La giurisprudenza milanese si è pronunciata su uno dei temi più sentiti: la spettanza del credito d’imposta ricerca e sviluppo indipendentemente dall’inserimento del credito nella dichiarazione dei redditi.

La sentenza 196 del 12 febbraio 2020 della Commissione tributaria provinciale di Milano, accogliendo la tesi difensiva della società, afferma due importanti principi:

  1. L’art. 1, comma 280, della Legge 296/2006 sancisce espressamente che alle imprese, per il sol fatto di aver posto in essere progetti di ricerca industriali e sviluppo precompetitivo, è attribuito un credito d’imposta.
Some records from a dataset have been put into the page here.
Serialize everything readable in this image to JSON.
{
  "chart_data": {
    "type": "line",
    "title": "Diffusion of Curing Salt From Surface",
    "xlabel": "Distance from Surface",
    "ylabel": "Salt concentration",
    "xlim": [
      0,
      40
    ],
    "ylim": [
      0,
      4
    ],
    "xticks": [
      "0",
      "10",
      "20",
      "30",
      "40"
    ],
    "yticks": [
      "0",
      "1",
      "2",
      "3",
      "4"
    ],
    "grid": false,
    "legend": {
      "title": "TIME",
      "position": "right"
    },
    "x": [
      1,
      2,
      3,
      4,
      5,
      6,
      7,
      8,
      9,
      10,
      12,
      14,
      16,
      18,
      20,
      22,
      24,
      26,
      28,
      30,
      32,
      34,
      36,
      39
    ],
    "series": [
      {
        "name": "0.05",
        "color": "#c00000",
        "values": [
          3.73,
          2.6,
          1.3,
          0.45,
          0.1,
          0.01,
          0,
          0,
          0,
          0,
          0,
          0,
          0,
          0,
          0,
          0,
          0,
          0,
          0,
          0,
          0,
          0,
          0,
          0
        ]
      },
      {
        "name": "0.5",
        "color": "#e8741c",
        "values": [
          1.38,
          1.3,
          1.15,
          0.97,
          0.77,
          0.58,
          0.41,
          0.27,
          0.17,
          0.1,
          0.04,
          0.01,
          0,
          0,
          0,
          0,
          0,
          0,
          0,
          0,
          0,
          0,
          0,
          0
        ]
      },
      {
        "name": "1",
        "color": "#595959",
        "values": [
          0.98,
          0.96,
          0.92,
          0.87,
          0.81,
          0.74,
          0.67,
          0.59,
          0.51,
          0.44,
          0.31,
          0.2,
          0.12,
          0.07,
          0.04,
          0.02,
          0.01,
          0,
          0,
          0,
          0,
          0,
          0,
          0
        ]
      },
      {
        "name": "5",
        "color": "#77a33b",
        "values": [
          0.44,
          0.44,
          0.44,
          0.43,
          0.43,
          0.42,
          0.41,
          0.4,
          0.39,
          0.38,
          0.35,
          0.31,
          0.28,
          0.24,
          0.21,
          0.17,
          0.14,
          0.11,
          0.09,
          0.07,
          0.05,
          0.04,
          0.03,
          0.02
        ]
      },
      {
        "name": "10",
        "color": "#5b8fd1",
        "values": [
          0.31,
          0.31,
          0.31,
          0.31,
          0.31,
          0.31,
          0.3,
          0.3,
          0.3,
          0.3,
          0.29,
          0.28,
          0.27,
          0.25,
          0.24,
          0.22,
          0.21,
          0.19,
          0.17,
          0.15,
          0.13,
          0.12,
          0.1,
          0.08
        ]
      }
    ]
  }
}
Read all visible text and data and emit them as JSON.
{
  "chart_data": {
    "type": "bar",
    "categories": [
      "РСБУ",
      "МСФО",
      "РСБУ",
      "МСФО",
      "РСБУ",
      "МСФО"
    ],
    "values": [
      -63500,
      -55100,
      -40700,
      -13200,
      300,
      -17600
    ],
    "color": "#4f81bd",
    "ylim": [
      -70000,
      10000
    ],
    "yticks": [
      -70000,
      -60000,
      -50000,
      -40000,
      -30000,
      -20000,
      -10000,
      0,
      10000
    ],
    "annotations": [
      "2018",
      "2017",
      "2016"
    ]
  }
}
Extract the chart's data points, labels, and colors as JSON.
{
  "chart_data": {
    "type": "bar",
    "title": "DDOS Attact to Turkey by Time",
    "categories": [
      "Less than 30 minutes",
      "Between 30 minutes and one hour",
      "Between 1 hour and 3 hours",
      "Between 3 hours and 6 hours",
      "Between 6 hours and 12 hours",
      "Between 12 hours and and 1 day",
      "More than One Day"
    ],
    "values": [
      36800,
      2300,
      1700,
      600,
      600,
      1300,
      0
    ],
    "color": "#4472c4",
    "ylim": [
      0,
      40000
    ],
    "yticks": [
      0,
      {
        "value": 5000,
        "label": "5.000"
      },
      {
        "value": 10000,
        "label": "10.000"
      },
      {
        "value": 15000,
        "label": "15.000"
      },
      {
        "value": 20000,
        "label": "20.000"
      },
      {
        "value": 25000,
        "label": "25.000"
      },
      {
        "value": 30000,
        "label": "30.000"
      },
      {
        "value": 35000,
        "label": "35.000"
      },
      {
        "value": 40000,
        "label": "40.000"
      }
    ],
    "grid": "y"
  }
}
  2. Che la previsione del successivo comma 282 (circa l’indicazione del credito in dichiarazione) – logicamente, nell’anno di maturazione e non nell’anno di utilizzo (ndr) – avrebbe potuto essere soggetta a sanzione in caso di inadempimento da parte del regolamento delegato, giammai però avrebbe potuto determinare il disconoscimento del credito. La decadenza dal beneficio, infatti, non può essere una sanzione amministrativa, giacché l’art. 2 del D.Lgs. 472/1997 (che reca disposizioni generali in materia di sanzioni tributarie) prevede che le violazioni delle norme fiscali possono essere punite unicamente con sanzioni di natura pecuniaria ovvero con le sanzioni accessorie previste dall’art. 21 dello stesso decreto.